Tandis que le reste de l’industrie se
cherche encore, le fabricant de Nagoya continue d’avancer avec
régularité, écrasant la concurrence par les volumes.

Avec plus de 10 millions de véhicules écoulés en 2025, le groupe
japonais signe un record historique et creuse un écart abyssal avec
son poursuivant direct, Volkswagen. Cette performance repose sur
une motorisation qui représente désormais 42 % des ventes et
cartonne aux États-Unis, compensant largement le faible démarrage
des modèles 100 % électriques de la marque. Même en Chine, Toyota
réussit l »exploit de stabiliser ses positions là où d’autres
s’effondrent.

Toyota, un groupe avec beaucoup de bon sens

Les modes passent, la réglementation se durcit, les concurrents
multiplient les annonces, mais à la fin de l’année, quand on fait
les comptes, c’est toujours le constructeur japonais qui
regarde tout le monde de haut
. Ce jeudi, la firme a encore
douché les espoirs de ceux qui la voyaient tomber. En
annonçant 11,3 millions de véhicules vendus à travers le monde en
2025
, Toyota ne se contente
pas seulement de conserver son titre de premier constructeur
mondial pour la sixième année d’affilée. Elle s’offre le
luxe de battre son propre record avec une croissance de 4,6
%.

Pour bien comprendre cette performance, il faut la mettre en
perspective avec les ventes du groupe Volkswagen, son éternel
rival. Le colosse allemand a vécu une année 2025 compliquée, pour
ne pas dire douloureuse. Wolfsburg a confirmé ce mois-ci avoir
écoulé un peu moins de 9 millions de voitures, soit une baisse de
0,5 %. L’écart entre le premier et le deuxième de la classe
s’est donc creusé pour dépasser les deux millions
d’unités
.

Ce triomphe, c’est avant tout celui d’une vision qui a souvent
été moquée. On a reproché à Toyota sa lenteur et son hésitation à
basculer vers le tout électrique, mais les chiffres lui donnent
pleinement raison. Le moteur de cette croissance, c’est l’hybride
(non-rechargeable), technologie que Toyota peaufine depuis la
première Prius apparue en 1997. Ces véhicules ont tout de
même représenté 42 % des ventes mondiales de la maison mère l’an
dernier.
À l’inverse, les véhicules purement électriques à
batterie ne pèsent que 1,9 % dans le mix global du Japonais. Ainsi,
en inondant le marché avec des Corolla, des
Yaris
et surtout des SUV hybrides, Toyota répond à une demande
importante que d’autres ont peut-être sous-estimée en voulant
courir trop vite vers la prise de courant.

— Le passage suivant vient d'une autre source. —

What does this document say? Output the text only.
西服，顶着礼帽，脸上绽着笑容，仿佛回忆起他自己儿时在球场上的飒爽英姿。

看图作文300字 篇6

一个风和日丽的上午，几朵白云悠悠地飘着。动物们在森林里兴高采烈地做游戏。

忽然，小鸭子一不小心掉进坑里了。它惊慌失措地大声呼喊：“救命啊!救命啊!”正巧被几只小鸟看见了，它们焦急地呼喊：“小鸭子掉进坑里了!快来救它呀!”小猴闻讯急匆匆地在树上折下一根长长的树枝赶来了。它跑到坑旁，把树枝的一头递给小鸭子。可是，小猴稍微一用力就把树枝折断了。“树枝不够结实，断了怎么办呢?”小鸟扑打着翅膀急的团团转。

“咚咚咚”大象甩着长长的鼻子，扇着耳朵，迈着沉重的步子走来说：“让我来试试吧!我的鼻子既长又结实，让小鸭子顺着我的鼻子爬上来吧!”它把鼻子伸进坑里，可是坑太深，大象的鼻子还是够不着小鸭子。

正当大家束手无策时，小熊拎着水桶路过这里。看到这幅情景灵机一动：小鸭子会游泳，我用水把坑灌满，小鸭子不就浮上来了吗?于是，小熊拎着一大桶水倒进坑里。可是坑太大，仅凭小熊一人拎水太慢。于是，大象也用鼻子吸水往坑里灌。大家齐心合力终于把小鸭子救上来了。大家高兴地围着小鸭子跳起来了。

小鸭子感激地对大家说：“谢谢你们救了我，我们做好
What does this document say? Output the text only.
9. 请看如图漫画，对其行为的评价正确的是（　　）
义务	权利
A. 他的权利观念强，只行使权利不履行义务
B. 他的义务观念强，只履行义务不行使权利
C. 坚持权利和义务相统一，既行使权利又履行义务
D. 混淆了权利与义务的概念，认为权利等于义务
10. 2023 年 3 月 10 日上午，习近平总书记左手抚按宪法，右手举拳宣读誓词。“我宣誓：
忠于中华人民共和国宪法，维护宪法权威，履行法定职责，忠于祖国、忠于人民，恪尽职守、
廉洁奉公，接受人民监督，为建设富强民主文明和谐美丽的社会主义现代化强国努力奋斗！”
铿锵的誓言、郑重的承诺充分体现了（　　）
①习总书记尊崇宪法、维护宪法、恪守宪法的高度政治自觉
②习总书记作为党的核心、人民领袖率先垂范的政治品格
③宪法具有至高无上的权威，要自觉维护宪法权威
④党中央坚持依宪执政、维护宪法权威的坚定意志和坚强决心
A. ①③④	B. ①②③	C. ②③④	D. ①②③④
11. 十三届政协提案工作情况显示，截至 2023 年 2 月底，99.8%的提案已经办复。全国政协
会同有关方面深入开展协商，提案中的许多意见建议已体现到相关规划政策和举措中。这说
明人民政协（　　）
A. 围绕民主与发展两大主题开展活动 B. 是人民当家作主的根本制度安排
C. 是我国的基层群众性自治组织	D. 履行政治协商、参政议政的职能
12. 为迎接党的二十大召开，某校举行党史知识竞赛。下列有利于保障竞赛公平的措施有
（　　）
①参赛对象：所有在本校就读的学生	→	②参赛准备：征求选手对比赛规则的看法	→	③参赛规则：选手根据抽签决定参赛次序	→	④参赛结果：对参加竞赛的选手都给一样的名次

L’Amérique comme poumon, la Chine comme bonne surprise

Si l’on regarde la carte du monde, on comprend vite que le
succès s’est joué de part et d’autre du Pacifique. Les
États-Unis et le Japon restent les deux poumons de l’entreprise,
absorbant à eux deux plus de 40 % de la production totale
.
C’est aux États-Unis que la dynamique est la plus impressionnante.
Là-bas, l’hybride n’est plus une niche pour écologistes, c’est
devenu le standard du véhicule familial rationnel. Les exportations
depuis l’archipel nippon vers les ports américains ont bondi de
14,2 %, atteignant environ 615 000 unités. Cependant, la véritable
surprise nous vient d’Asie. En Chine, le marché est devenu un
véritable hachoir pour les marques étrangères. Volkswagen y
souffre le martyre, perdant des parts de marché mois après mois
face aux constructeurs locaux. Dans ce contexte, la performance de
Toyota est plus que remarquable avec une légère hausse de 0,2
%.

Cela peut sembler dérisoire, mais c’est la première fois
en quatre ans que Toyota ne recule pas sur le premier marché
mondial
. Toutefois, l’année 2026 s’annonce sans doute plus
complexe. La pression pour vendre davantage de véhicules
électriques va s’accentuer, ne serait-ce que pour respecter les
normes d’émissions qui se durcissent un peu partout. Avec moins de
2 % de ventes en électrique, Toyota va devoir accélérer la cadence
sur ce créneau pour ne pas se retrouver en porte-à-faux. Pendant
que Volkswagen tente de se réorganiser en interne pour réduire ses
coûts et endiguer l’hémorragie, Toyota continue de faire ce qu’il
sait faire de mieux en produisant des millions de voitures que les
gens achètent sans se poser de questions.